33 reported in a systematic review of studies evaluating imaging technology for diagnosing glaucoma, that most of them had a high risk of bias mainly related to patient selection. Actually, spectrum bias, the most frequent cause of diagnostic accuracy overestimation, may be generated by an inappropriate selection of cases and controls and by a higher prevalence of the disease in a referral center where more severe cases are recruited.
44–47 Additionally, an unequal recruitment of case and control patients in the studied population may also improve the statistical power of the diagnostic test when there is more than one control patient per case patient selected. Our study was performed using an unselected population of elderly people randomly recruited from electoral rolls and individually contacted for enrollment in the study cohort with a longitudinal follow-up visit every 2 years.
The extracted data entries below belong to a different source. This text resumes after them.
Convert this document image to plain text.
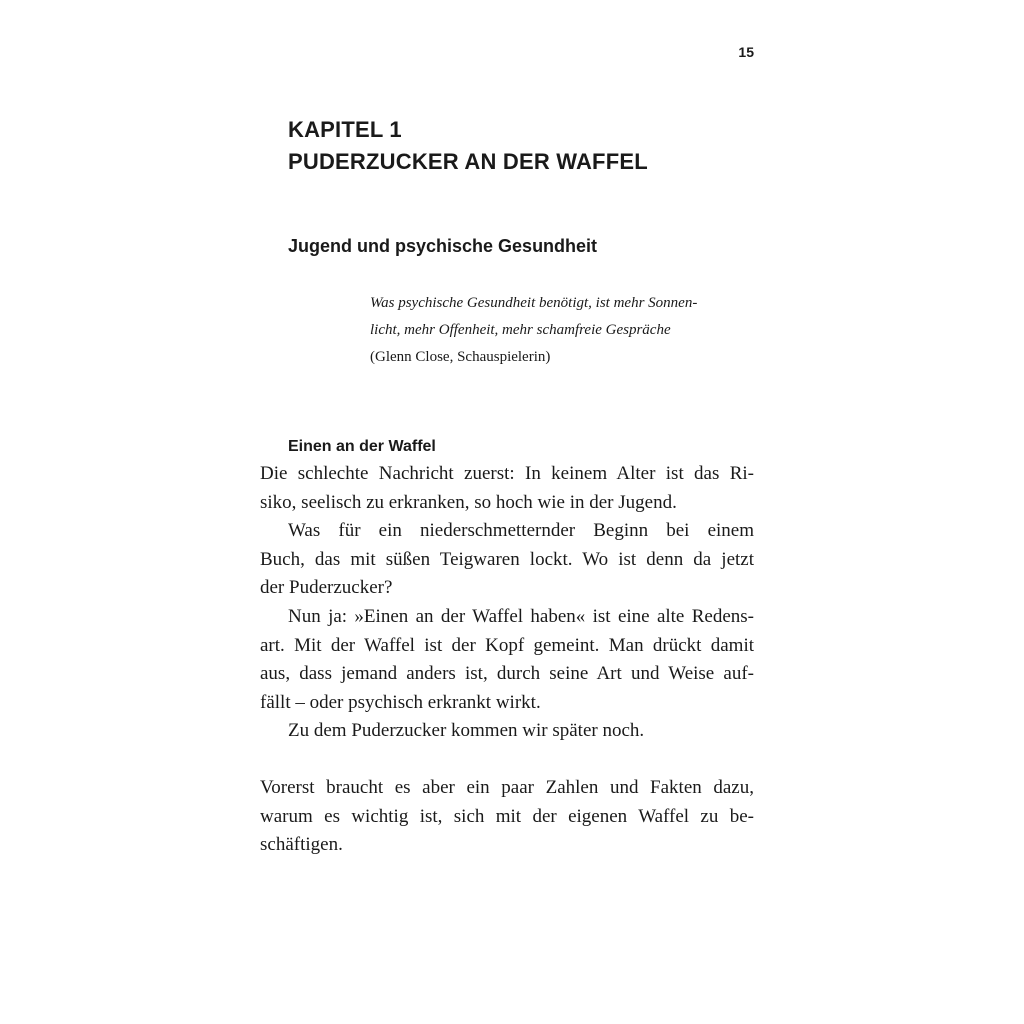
15
KAPITEL 1
PUDERZUCKER AN DER WAFFEL
Jugend und psychische Gesundheit
Was psychische Gesundheit benötigt, ist mehr Sonnen-
licht, mehr Offenheit, mehr schamfreie Gespräche
(Glenn Close, Schauspielerin)
Einen an der Waffel
Die schlechte Nachricht zuerst: In keinem Alter ist das Ri-
siko, seelisch zu erkranken, so hoch wie in der Jugend.
Was für ein niederschmetternder Beginn bei einem
Buch, das mit süßen Teigwaren lockt. Wo ist denn da jetzt
der Puderzucker?
Nun ja: »Einen an der Waffel haben« ist eine alte Redens-
art. Mit der Waffel ist der Kopf gemeint. Man drückt damit
aus, dass jemand anders ist, durch seine Art und Weise auf-
fällt – oder psychisch erkrankt wirkt.
Zu dem Puderzucker kommen wir später noch.
Vorerst braucht es aber ein paar Zahlen und Fakten dazu,
warum es wichtig ist, sich mit der eigenen Waffel zu be-
schäftigen.
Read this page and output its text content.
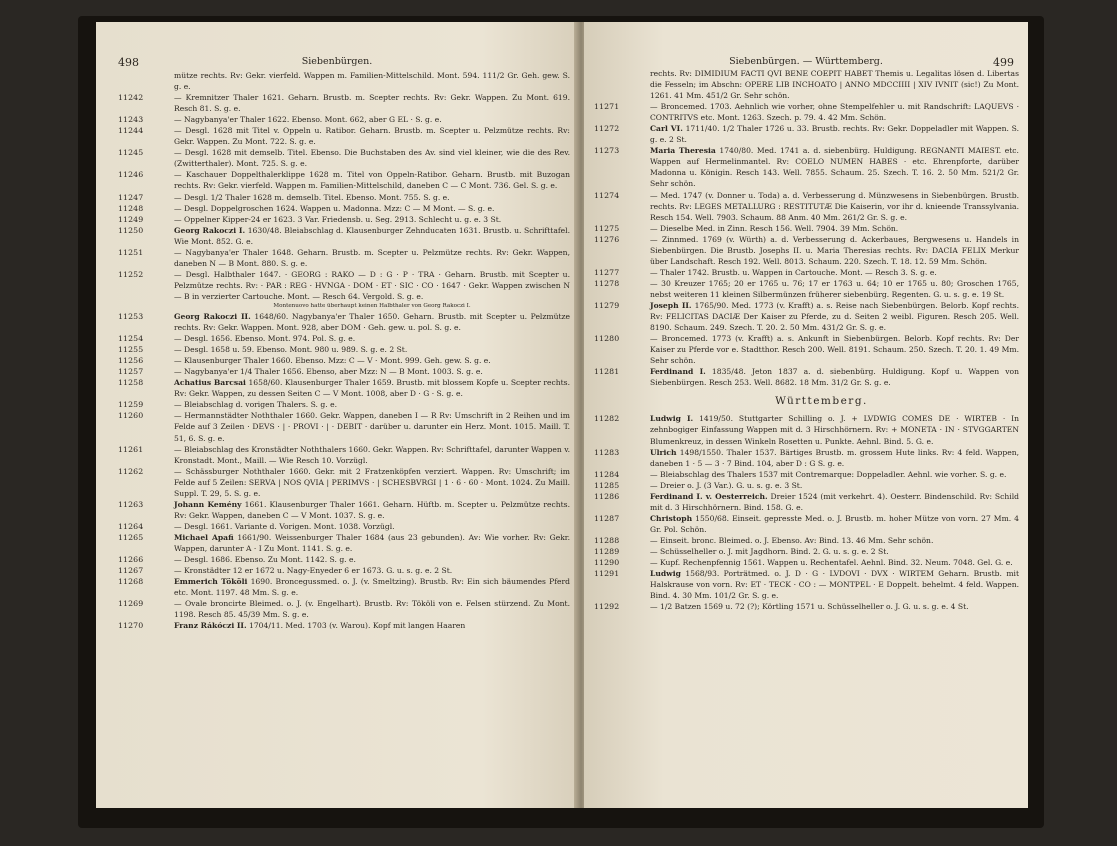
498	Siebenbürgen.
mütze rechts. Rv: Gekr. vierfeld. Wappen m. Familien-Mittelschild. Mont. 594. 111/2 Gr. Geh. gew. S. g. e.
11242	— Kremnitzer Thaler 1621. Geharn. Brustb. m. Scepter rechts. Rv: Gekr. Wappen. Zu Mont. 619. Resch 81. S. g. e.
11243	— Nagybanya'er Thaler 1622. Ebenso. Mont. 662, aber G EL · S. g. e.
11244	— Desgl. 1628 mit Titel v. Oppeln u. Ratibor. Geharn. Brustb. m. Scepter u. Pelzmütze rechts. Rv: Gekr. Wappen. Zu Mont. 722. S. g. e.
11245	— Desgl. 1628 mit demselb. Titel. Ebenso. Die Buchstaben des Av. sind viel kleiner, wie die des Rev. (Zwitterthaler). Mont. 725. S. g. e.
11246	— Kaschauer Doppelthalerklippe 1628 m. Titel von Oppeln-Ratibor. Geharn. Brustb. mit Buzogan rechts. Rv: Gekr. vierfeld. Wappen m. Familien-Mittelschild, daneben C — C Mont. 736. Gel. S. g. e.
11247	— Desgl. 1/2 Thaler 1628 m. demselb. Titel. Ebenso. Mont. 755. S. g. e.
11248	— Desgl. Doppelgroschen 1624. Wappen u. Madonna. Mzz: C — M Mont. — S. g. e.
11249	— Oppelner Kipper-24 er 1623. 3 Var. Friedensb. u. Seg. 2913. Schlecht u. g. e. 3 St.
11250	Georg Rakoczi I. 1630/48. Bleiabschlag d. Klausenburger Zehnducaten 1631. Brustb. u. Schrifttafel. Wie Mont. 852. G. e.
11251	— Nagybanya'er Thaler 1648. Geharn. Brustb. m. Scepter u. Pelzmütze rechts. Rv: Gekr. Wappen, daneben N — B Mont. 880. S. g. e.
11252	— Desgl. Halbthaler 1647. · GEORG : RAKO — D : G · P · TRA · Geharn. Brustb. mit Scepter u. Pelzmütze rechts. Rv: · PAR : REG · HVNGA · DOM · ET · SIC · CO · 1647 · Gekr. Wappen zwischen N — B in verzierter Cartouche. Mont. — Resch 64. Vergold. S. g. e.
Montenuovo hatte überhaupt keinen Halbthaler von Georg Rakoczi I.
11253	Georg Rakoczi II. 1648/60. Nagybanya'er Thaler 1650. Geharn. Brustb. mit Scepter u. Pelzmütze rechts. Rv: Gekr. Wappen. Mont. 928, aber DOM · Geh. gew. u. pol. S. g. e.
11254	— Desgl. 1656. Ebenso. Mont. 974. Pol. S. g. e.
11255	— Desgl. 1658 u. 59. Ebenso. Mont. 980 u. 989. S. g. e. 2 St.
11256	— Klausenburger Thaler 1660. Ebenso. Mzz: C — V · Mont. 999. Geh. gew. S. g. e.
11257	— Nagybanya'er 1/4 Thaler 1656. Ebenso, aber Mzz: N — B Mont. 1003. S. g. e.
11258	Achatius Barcsai 1658/60. Klausenburger Thaler 1659. Brustb. mit blossem Kopfe u. Scepter rechts. Rv: Gekr. Wappen, zu dessen Seiten C — V Mont. 1008, aber D · G · S. g. e.
11259	— Bleiabschlag d. vorigen Thalers. S. g. e.
11260	— Hermannstädter Noththaler 1660. Gekr. Wappen, daneben I — R Rv: Umschrift in 2 Reihen und im Felde auf 3 Zeilen · DEVS · | · PROVI · | · DEBIT · darüber u. darunter ein Herz. Mont. 1015. Maill. T. 51, 6. S. g. e.
11261	— Bleiabschlag des Kronstädter Noththalers 1660. Gekr. Wappen. Rv: Schrifttafel, darunter Wappen v. Kronstadt. Mont., Maill. — Wie Resch 10. Vorzügl.
11262	— Schässburger Noththaler 1660. Gekr. mit 2 Fratzenköpfen verziert. Wappen. Rv: Umschrift; im Felde auf 5 Zeilen: SERVA | NOS QVIA | PERIMVS · | SCHESBVRGI | 1 · 6 · 60 · Mont. 1024. Zu Maill. Suppl. T. 29, 5. S. g. e.
11263	Johann Kemény 1661. Klausenburger Thaler 1661. Geharn. Hüftb. m. Scepter u. Pelzmütze rechts. Rv: Gekr. Wappen, daneben C — V Mont. 1037. S. g. e.
11264	— Desgl. 1661. Variante d. Vorigen. Mont. 1038. Vorzügl.
11265	Michael Apafi 1661/90. Weissenburger Thaler 1684 (aus 23 gebunden). Av: Wie vorher. Rv: Gekr. Wappen, darunter A · I Zu Mont. 1141. S. g. e.
11266	— Desgl. 1686. Ebenso. Zu Mont. 1142. S. g. e.
11267	— Kronstädter 12 er 1672 u. Nagy-Enyeder 6 er 1673. G. u. s. g. e. 2 St.
11268	Emmerich Tököli 1690. Broncegussmed. o. J. (v. Smeltzing). Brustb. Rv: Ein sich bäumendes Pferd etc. Mont. 1197. 48 Mm. S. g. e.
11269	— Ovale broncirte Bleimed. o. J. (v. Engelhart). Brustb. Rv: Tököli von e. Felsen stürzend. Zu Mont. 1198. Resch 85. 45/39 Mm. S. g. e.
11270	Franz Rákóczi II. 1704/11. Med. 1703 (v. Warou). Kopf mit langen Haaren
Siebenbürgen. — Württemberg.	499
rechts. Rv: DIMIDIUM FACTI QVI BENE COEPIT HABET Themis u. Legalitas lösen d. Libertas die Fesseln; im Abschn: OPERE LIB INCHOATO | ANNO MDCCIIII | XIV IVNIT (sic!) Zu Mont. 1261. 41 Mm. 451/2 Gr. Sehr schön.
11271	— Broncemed. 1703. Aehnlich wie vorher, ohne Stempelfehler u. mit Randschrift: LAQUEVS · CONTRITVS etc. Mont. 1263. Szech. p. 79. 4. 42 Mm. Schön.
11272	Carl VI. 1711/40. 1/2 Thaler 1726 u. 33. Brustb. rechts. Rv: Gekr. Doppeladler mit Wappen. S. g. e. 2 St.
11273	Maria Theresia 1740/80. Med. 1741 a. d. siebenbürg. Huldigung. REGNANTI MAIEST. etc. Wappen auf Hermelinmantel. Rv: COELO NUMEN HABES · etc. Ehrenpforte, darüber Madonna u. Königin. Resch 143. Well. 7855. Schaum. 25. Szech. T. 16. 2. 50 Mm. 521/2 Gr. Sehr schön.
11274	— Med. 1747 (v. Donner u. Toda) a. d. Verbesserung d. Münzwesens in Siebenbürgen. Brustb. rechts. Rv: LEGES METALLURG : RESTITUTÆ Die Kaiserin, vor ihr d. knieende Transsylvania. Resch 154. Well. 7903. Schaum. 88 Anm. 40 Mm. 261/2 Gr. S. g. e.
11275	— Dieselbe Med. in Zinn. Resch 156. Well. 7904. 39 Mm. Schön.
11276	— Zinnmed. 1769 (v. Würth) a. d. Verbesserung d. Ackerbaues, Bergwesens u. Handels in Siebenbürgen. Die Brustb. Josephs II. u. Maria Theresias rechts. Rv: DACIA FELIX Merkur über Landschaft. Resch 192. Well. 8013. Schaum. 220. Szech. T. 18. 12. 59 Mm. Schön.
11277	— Thaler 1742. Brustb. u. Wappen in Cartouche. Mont. — Resch 3. S. g. e.
11278	— 30 Kreuzer 1765; 20 er 1765 u. 76; 17 er 1763 u. 64; 10 er 1765 u. 80; Groschen 1765, nebst weiteren 11 kleinen Silbermünzen früherer siebenbürg. Regenten. G. u. s. g. e. 19 St.
11279	Joseph II. 1765/90. Med. 1773 (v. Krafft) a. s. Reise nach Siebenbürgen. Belorb. Kopf rechts. Rv: FELICITAS DACIÆ Der Kaiser zu Pferde, zu d. Seiten 2 weibl. Figuren. Resch 205. Well. 8190. Schaum. 249. Szech. T. 20. 2. 50 Mm. 431/2 Gr. S. g. e.
11280	— Broncemed. 1773 (v. Krafft) a. s. Ankunft in Siebenbürgen. Belorb. Kopf rechts. Rv: Der Kaiser zu Pferde vor e. Stadtthor. Resch 200. Well. 8191. Schaum. 250. Szech. T. 20. 1. 49 Mm. Sehr schön.
11281	Ferdinand I. 1835/48. Jeton 1837 a. d. siebenbürg. Huldigung. Kopf u. Wappen von Siebenbürgen. Resch 253. Well. 8682. 18 Mm. 31/2 Gr. S. g. e.
Württemberg.
11282	Ludwig I. 1419/50. Stuttgarter Schilling o. J. + LVDWIG COMES DE · WIRTEB · In zehnbogiger Einfassung Wappen mit d. 3 Hirschhörnern. Rv: + MONETA · IN · STVGGARTEN Blumenkreuz, in dessen Winkeln Rosetten u. Punkte. Aehnl. Bind. 5. G. e.
11283	Ulrich 1498/1550. Thaler 1537. Bärtiges Brustb. m. grossem Hute links. Rv: 4 feld. Wappen, daneben 1 · 5 — 3 · 7 Bind. 104, aber D : G S. g. e.
11284	— Bleiabschlag des Thalers 1537 mit Contremarque: Doppeladler. Aehnl. wie vorher. S. g. e.
11285	— Dreier o. J. (3 Var.). G. u. s. g. e. 3 St.
11286	Ferdinand I. v. Oesterreich. Dreier 1524 (mit verkehrt. 4). Oesterr. Bindenschild. Rv: Schild mit d. 3 Hirschhörnern. Bind. 158. G. e.
11287	Christoph 1550/68. Einseit. gepresste Med. o. J. Brustb. m. hoher Mütze von vorn. 27 Mm. 4 Gr. Pol. Schön.
11288	— Einseit. bronc. Bleimed. o. J. Ebenso. Av: Bind. 13. 46 Mm. Sehr schön.
11289	— Schüsselheller o. J. mit Jagdhorn. Bind. 2. G. u. s. g. e. 2 St.
11290	— Kupf. Rechenpfennig 1561. Wappen u. Rechentafel. Aehnl. Bind. 32. Neum. 7048. Gel. G. e.
11291	Ludwig 1568/93. Porträtmed. o. J. D · G · LVDOVI · DVX · WIRTEM Geharn. Brustb. mit Halskrause von vorn. Rv: ET · TECK · CO : — MONTPEL · E Doppelt. behelmt. 4 feld. Wappen. Bind. 4. 30 Mm. 101/2 Gr. S. g. e.
11292	— 1/2 Batzen 1569 u. 72 (?); Körtling 1571 u. Schüsselheller o. J. G. u. s. g. e. 4 St.
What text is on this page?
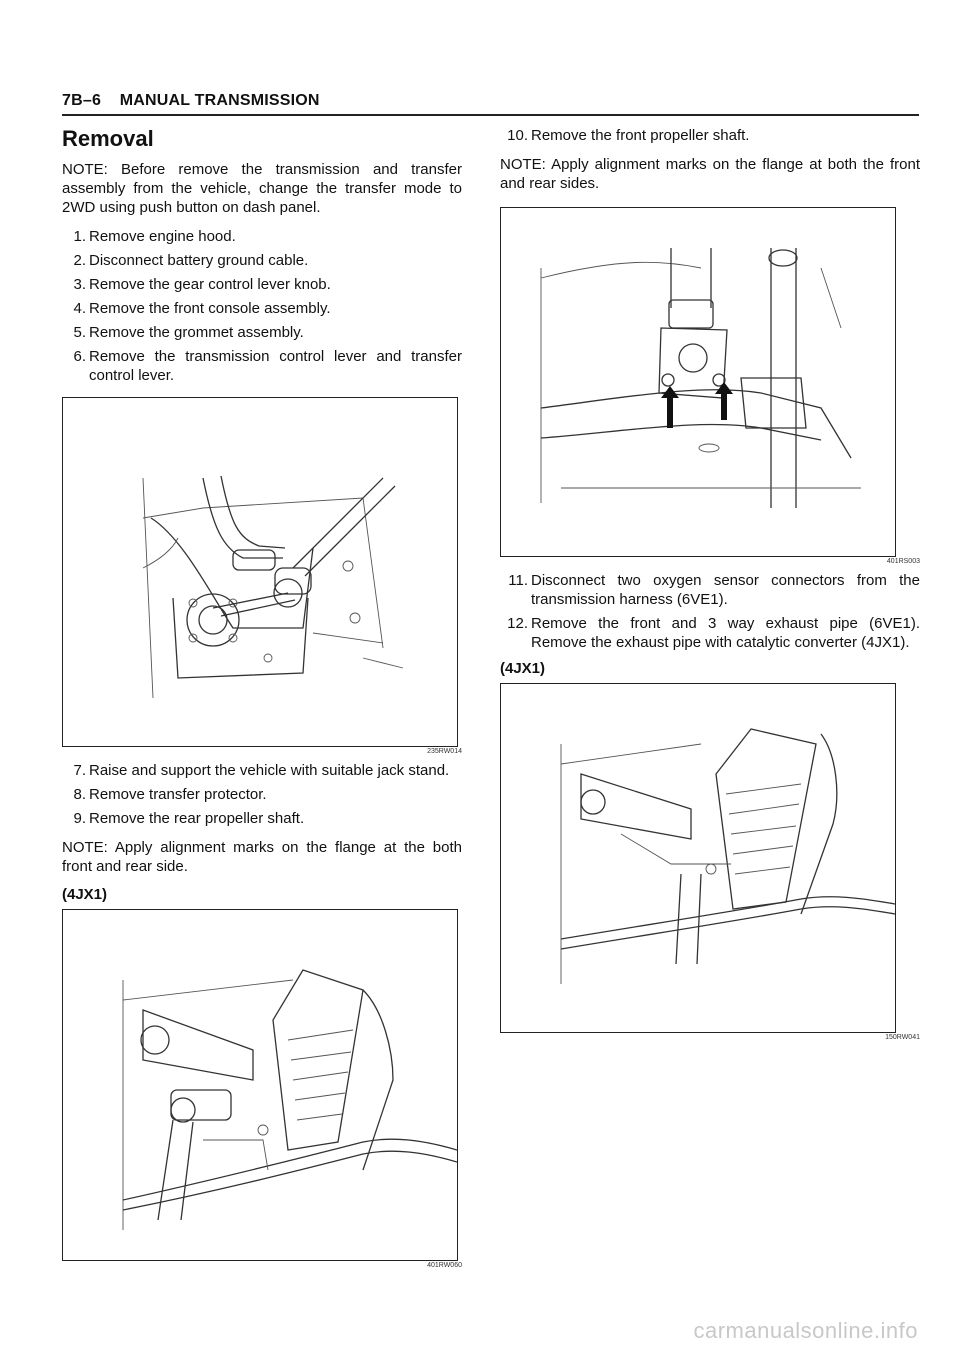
7B–6 MANUAL TRANSMISSION
Removal

NOTE: Before remove the transmission and transfer assembly from the vehicle, change the transfer mode to 2WD using push button on dash panel.

1. Remove engine hood.
2. Disconnect battery ground cable.
3. Remove the gear control lever knob.
4. Remove the front console assembly.
5. Remove the grommet assembly.
6. Remove the transmission control lever and transfer control lever.
235RW014
7. Raise and support the vehicle with suitable jack stand.
8. Remove transfer protector.
9. Remove the rear propeller shaft.

NOTE: Apply alignment marks on the flange at the both front and rear side.

(4JX1)
401RW060
10. Remove the front propeller shaft.

NOTE: Apply alignment marks on the flange at both the front and rear sides.

401RS003
11. Disconnect two oxygen sensor connectors from the transmission harness (6VE1).
12. Remove the front and 3 way exhaust pipe (6VE1). Remove the exhaust pipe with catalytic converter (4JX1).
(4JX1)
150RW041
carmanualsonline.info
39 Hence, the study design we used improved representativeness of our population sample of elderly people and allowed a more precise estimation of glaucoma prevalence in this age group. Thus, by limiting the risk of spectrum bias, we speculate our results may be more applicable in a real-life situation for glaucoma screening purposes in elderly populations. Some other population-based studies have reported diagnostic accuracy of OCT imaging technology.
30–32 By using a time-domain OCT, Li et al.
32 demonstrated moderate sensitivity but high specificity values of the machine to diagnose glaucoma in high-risk populations defined by either a family history of glaucoma or self-described from Caribbean and African origin; and Bengtsson et al.
31 found similar results in a younger cohort of glaucoma patients. More interestingly, Springelkamp et al.
30 observed high discriminating performances of SD-OCT by analyzing regional layer thicknesses of the peripapillary and macula area in a general population with AUC of 0.77 and 0.85, respectively. In our population sample, we observed higher AUC values of peripapillary RNFL thickness parameters, which was more likely related to a difference in the selection of the eye chosen for analysis of each participant. Hence, while Springelkamp et al.
30 analyzed a random eye of each participant, we selected the most affected eye of each participant defined by the lowest average RNFL thickness between the two eyes, if eligible, for analysis. Thus, we assume our methodology may be more appropriate for real-life screening purposes and may also have provided greater statistical power to the study. Indeed, a random selection strategy of only one eye for each participant is more likely to miss glaucoma patient. As glaucoma is a frequent and irreversible cause of blindness or visual impairment, we also speculate this screening strategy could improve sensitivity of SD-OCT to detect glaucoma and could better prevent visual disability in a general population of elderly people with a higher prevalence of the disease than population of lower age.